Open skleanthous opened 6 years ago
I take it, as you have mentioned it yourself, that you are already aware of the Global
and IterationSetup
.
Do you also realise that each test is ran in isolation in a separate application generated by BenchmarkDotNet.
So by the sounds of things, what you really need to do is just refactor your code as BenchmarkDotNet already does what you are asking for.
Just do the following:
[MemoryDiagnoser]
public class DependencyBenchmark
{
private IManageSessionOf<MyTempState> session;
private object myEvent;
public DependencyBenchmark()
=> myEvent = new
{
Count = 2,
Name = "Hey"
};
[GlobalSetup]
public void GlobalSetup()
{
PreCallRequirements();
}
[Benchmark] //Default. If no RunXXX properties are set, behaviour defaults to run before
public void PreCallRequirements()
{
session = SessionFor<MyTempState>.StartSession();
}
[Benchmark]
public void PostCallRequirements()
{
session.Dispose();
}
[Benchmark]
public void AddEventBenchmark()
{
session.AddEvent(myEvent);
}
[GlobalCleanup]
public void GlobalCleanup()
{
PostCallRequirements();
}
}
Hello @Matthew-Bonner and thank you for your reply.

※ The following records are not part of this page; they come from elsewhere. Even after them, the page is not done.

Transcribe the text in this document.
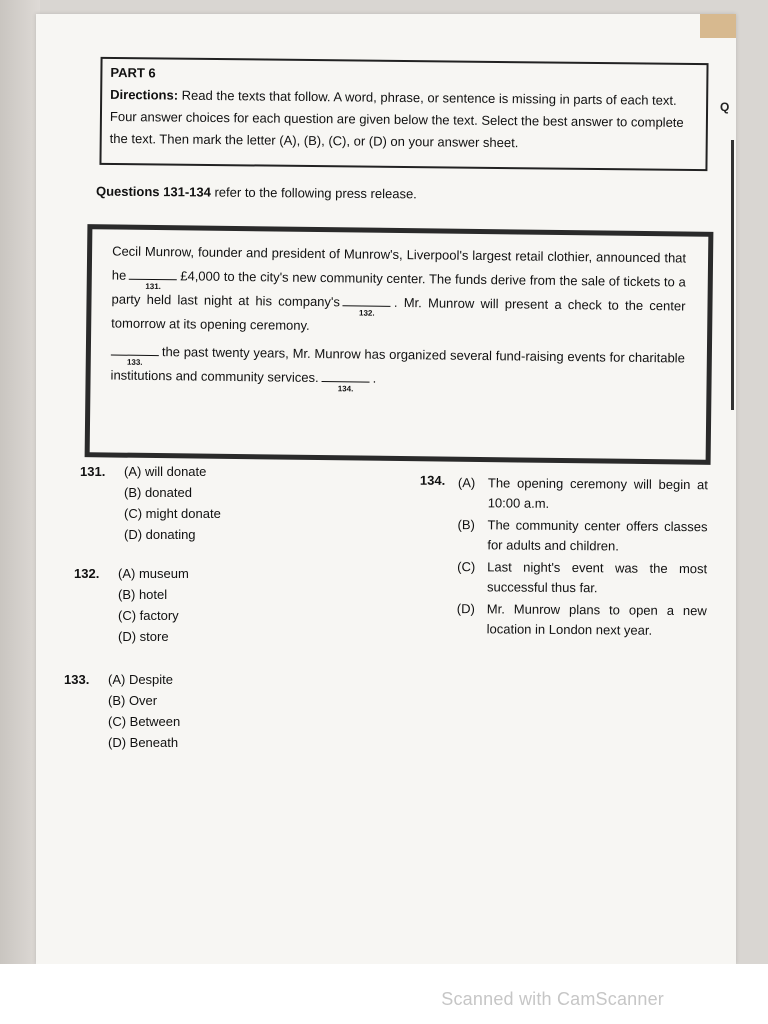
Q

PART 6

Directions: Read the texts that follow. A word, phrase, or sentence is missing in parts of each text. Four answer choices for each question are given below the text. Select the best answer to complete the text. Then mark the letter (A), (B), (C), or (D) on your answer sheet.

Questions 131-134 refer to the following press release.

Cecil Munrow, founder and president of Munrow's, Liverpool's largest retail clothier, announced that he
131. £4,000 to the city's new community center. The funds derive from the sale of tickets to a party held last night at his company's
132. . Mr. Munrow will present a check to the center tomorrow at its opening ceremony.

133. the past twenty years, Mr. Munrow has organized several fund-raising events for charitable institutions and community services.
134.
.

131.	(A) will donate
(B) donated
(C) might donate
(D) donating
132.	(A) museum
(B) hotel
(C) factory
(D) store
133.	(A) Despite
(B) Over
(C) Between
(D) Beneath
134. (A) The opening ceremony will begin at 10:00 a.m.
(B) The community center offers classes for adults and children.
(C) Last night's event was the most successful thus far.
(D) Mr. Munrow plans to open a new location in London next year.
Scanned with CamScanner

What you posted doesn't quite work for benchmarking AddEventBenchmark because in the case of an in-mem collection results will be skewed since each iteration would be affected by pre-existence of events in the session (considering that the other one is a global setup).

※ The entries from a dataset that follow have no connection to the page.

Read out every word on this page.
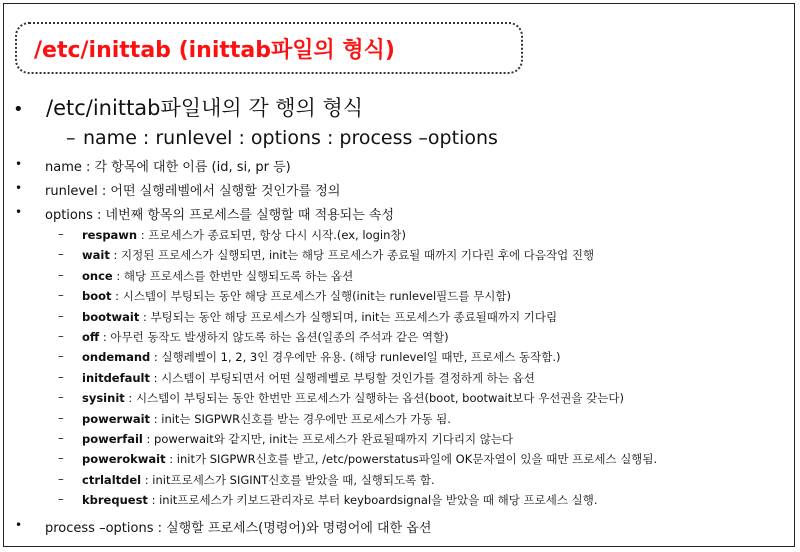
/etc/inittab (inittab파일의 형식)
• /etc/inittab파일내의 각 행의 형식
– name : runlevel : options : process –options
• name : 각 항목에 대한 이름 (id, si, pr 등)
• runlevel : 어떤 실행레벨에서 실행할 것인가를 정의
• options : 네번째 항목의 프로세스를 실행할 때 적용되는 속성
– respawn : 프로세스가 종료되면, 항상 다시 시작.(ex, login창)
– wait : 지정된 프로세스가 실행되면, init는 해당 프로세스가 종료될 때까지 기다린 후에 다음작업 진행
– once : 해당 프로세스를 한번만 실행되도록 하는 옵션
– boot : 시스템이 부팅되는 동안 해당 프로세스가 실행(init는 runlevel필드를 무시함)
– bootwait : 부팅되는 동안 해당 프로세스가 실행되며, init는 프로세스가 종료될때까지 기다림
– off : 아무런 동작도 발생하지 않도록 하는 옵션(일종의 주석과 같은 역할)
– ondemand : 실행레벨이 1, 2, 3인 경우에만 유용. (해당 runlevel일 때만, 프로세스 동작함.)
– initdefault : 시스템이 부팅되면서 어떤 실행레벨로 부팅할 것인가를 결정하게 하는 옵션
– sysinit : 시스템이 부팅되는 동안 한번만 프로세스가 실행하는 옵션(boot, bootwait보다 우선권을 갖는다)
– powerwait : init는 SIGPWR신호를 받는 경우에만 프로세스가 가동 됨.
– powerfail : powerwait와 같지만, init는 프로세스가 완료될때까지 기다리지 않는다
– powerokwait : init가 SIGPWR신호를 받고, /etc/powerstatus파일에 OK문자열이 있을 때만 프로세스 실행됨.
– ctrlaltdel : init프로세스가 SIGINT신호를 받았을 때, 실행되도록 함.
– kbrequest : init프로세스가 키보드관리자로 부터 keyboardsignal을 받았을 때 해당 프로세스 실행.
• process –options : 실행할 프로세스(명령어)와 명령어에 대한 옵션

So in summary what I need is a test/invocation setup, and I suggested one way by which inaccuracy introduced by introducing a test/invocation setup could be "subtracted" out. To compensate for its non-existence, currently I am doing this:
[Benchmark]
public IManageSessionOf<MyTempState> Overhead()
{
session = SessionFor<MyTempState>.StartSession();
session.Dispose();
return session;
}
[Benchmark]
public IManageSessionOf<MyTempState> AddEventBenchmark()
{
session = SessionFor<MyTempState>.StartSession();
session.AddEvent(myEvent);
session.Dispose();
return session;
}
And I manually subtract one from the other. I would really like to not polute my report with two unnecessary results.
Hello,
@Matthew-Bonner or @AndreyAkinshin : sorry for @-mentioning you guys, but if you just let me know if something like this is OK from your side and that if I create a PR this feature can/will be considered, I am more than keen to do all the work and create a PR ASAP. I also have some knowledge and a bit of experience of measurment theory (although both from soem years ago) so I'll probable be able to find the proper way to calculate sd & error in these cases.
I've made a minor contribution to the project, so I was merely seeing if what I suggested was an option to try and be helpful. :)
@skleanthous, @Matthew-Bonner sorry for the late reply.
I don't like the idea with [Overhead(RunBefore = true)]
. If you have a macrobenchmark, [IterationSetup]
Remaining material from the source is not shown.